I kept picking at the locks of depression and found some key things that made me a lot happier. First, I stopped drinking and I feel so much more stable that I think that was the biggest catilyst for me being blue all the time. second thing I did was to learn not to dwell on the past. Past losses, past good times, both will make you depressed when blue, so I ignore my habit of looking back. Third, I am really getting back into painting again, and it really cheers me up. I had skipped a lot of lessons with my art instructor when I still drank, but I called her back and set up lessons again and I’m so glad I did. I can’t ever afford precious flowers for the house, but at least I get to paint them. ? My third thing is really just that I think a hobby is a good thing to have when you are on disability. thanks for reading.
I think those are all good ideas, but with my quirky mind it took me back to a folk group called The Incredible String Band who wrote in a song:
No one made a joy a duty No one -- but me.
Was a long talk with my tdoc last time on the difference between happiness and joy. Finding what brings you joy is the key to happiness.
Off the booze means more money for art supplies. Mo money! Mo Money!
Yes. I’ve had some pretty solid hobbies ever since I was a child but I have noticed many who can not find interest in anything beyond the television.
This has been the downfall of many relationships. The partner gets bored and seeks affirmation through conversation and finally realizes how little each other have in common (forgetting how well each other do still work together as a silent couple). The partner then seeks deeper affirmation through emotional sharing but often times that which is mistaken for the deepest kind of Love is ‘sympathy’ and so arguments are fabricated.
In relationships where both partners have avid hobbies the above encounter doesn’t happen much or it’s written off as the mole hill that it is.
I’m an eighties teen. No women my age hold the same interests. Lol
Next group coming in has provided both boys and girls sharing common hobbies so hopefully better romance for Earth in centuries to come. =)
Good observation! I’m not a television watcher, but I read just as much as a TV watcher watches TV and I have no other hobbies. I think I’ve made this mistake myself – looking for sympathy from my wife, who never “traded” sympathy back-and-forth in her family, and feeling left out of her life as a result. (She has a fulfilling life for herself in her Pentecostal church, but does love me deeper than mere sympathy.) So thanks for reminding me that we do share a harmonious and peaceful daily life together.
Still, I’m not sure that sharing common hobbies is a better way of living, because people’s interests and capacities change over time and the couple is left back with nothing in common, like many of us. It could be that marriage itself is not the perfect institution we would like it to be – because people aren’t perfect.
Oh, I didn’t mean common hobbies. Your own personal ones that don’t leave you two sitting together often staring at the wall in front of you. XD
My partner and I have both been out of work for awhile. A friend asked how it was that we’re not down each other’s throats being locked up together so much each day.

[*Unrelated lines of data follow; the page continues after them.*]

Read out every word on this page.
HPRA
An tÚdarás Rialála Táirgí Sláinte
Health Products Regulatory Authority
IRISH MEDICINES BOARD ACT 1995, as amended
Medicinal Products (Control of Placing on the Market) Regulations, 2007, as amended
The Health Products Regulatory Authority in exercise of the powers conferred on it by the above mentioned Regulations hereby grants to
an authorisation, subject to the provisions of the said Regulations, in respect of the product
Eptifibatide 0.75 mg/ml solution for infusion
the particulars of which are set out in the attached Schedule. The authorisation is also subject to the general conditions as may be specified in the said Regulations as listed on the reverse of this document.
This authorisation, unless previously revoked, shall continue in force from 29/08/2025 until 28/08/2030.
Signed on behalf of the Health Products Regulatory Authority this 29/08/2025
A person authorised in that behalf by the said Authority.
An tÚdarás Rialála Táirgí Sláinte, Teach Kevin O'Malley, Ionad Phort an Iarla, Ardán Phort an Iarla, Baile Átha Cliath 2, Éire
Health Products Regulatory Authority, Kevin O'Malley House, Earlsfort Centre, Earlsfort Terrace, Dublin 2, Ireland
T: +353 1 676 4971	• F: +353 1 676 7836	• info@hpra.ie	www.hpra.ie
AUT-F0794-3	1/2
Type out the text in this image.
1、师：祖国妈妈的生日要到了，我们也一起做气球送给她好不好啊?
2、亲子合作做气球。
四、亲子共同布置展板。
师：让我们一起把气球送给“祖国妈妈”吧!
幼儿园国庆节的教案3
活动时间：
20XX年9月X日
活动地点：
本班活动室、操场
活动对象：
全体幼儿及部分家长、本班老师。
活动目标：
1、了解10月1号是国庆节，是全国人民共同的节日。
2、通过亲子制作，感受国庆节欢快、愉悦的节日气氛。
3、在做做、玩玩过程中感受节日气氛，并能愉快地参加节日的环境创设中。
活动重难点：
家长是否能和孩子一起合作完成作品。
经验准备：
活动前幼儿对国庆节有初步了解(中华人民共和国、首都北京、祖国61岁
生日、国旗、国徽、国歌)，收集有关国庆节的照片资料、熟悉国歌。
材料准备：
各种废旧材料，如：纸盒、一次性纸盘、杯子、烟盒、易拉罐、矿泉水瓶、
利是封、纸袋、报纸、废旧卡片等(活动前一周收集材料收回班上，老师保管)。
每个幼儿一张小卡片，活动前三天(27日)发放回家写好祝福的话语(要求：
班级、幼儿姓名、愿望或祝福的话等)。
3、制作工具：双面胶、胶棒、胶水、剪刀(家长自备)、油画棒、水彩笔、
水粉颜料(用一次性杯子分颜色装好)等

I practically spend most of my day in my computer den and she is master of the living room television. XD
As for ‘feeling’ love
I’m most responsive to passionate touch and affection.
Not the sexual type but the very sweet and kind affection that gives you the tingles that
you can get from both your spouse and child.
Large hairy male bears need pettin’ I guess.
That’s our life too.
There’s nothing wrong with it. Younger couples have a hard time with it because it feels too ‘married.’ and during that age our expectation of ‘True Romance’ is still getting past the floundering of all those Disney cartoons we watched as children. XD
If there are more lives than just one I suspect in some lives our counterparts find us because both are learning the same thing or have similar agenda in spiritual growth. My partner and I have a very strong but silent understanding of one another.
I think the whole modern beach house romance with two partners engaging in deep spiritually entwining sex every day for thirty + years of their romance probably doesn’t come until way later when we’re done working and can finally lay claim a selfish life as reward for all past incarnated efforts. XD
Happiness is usually not a constant either. Happiness comes and goes… but I find I can make contentment stick around a lot longer.
Content and I are becoming old friends.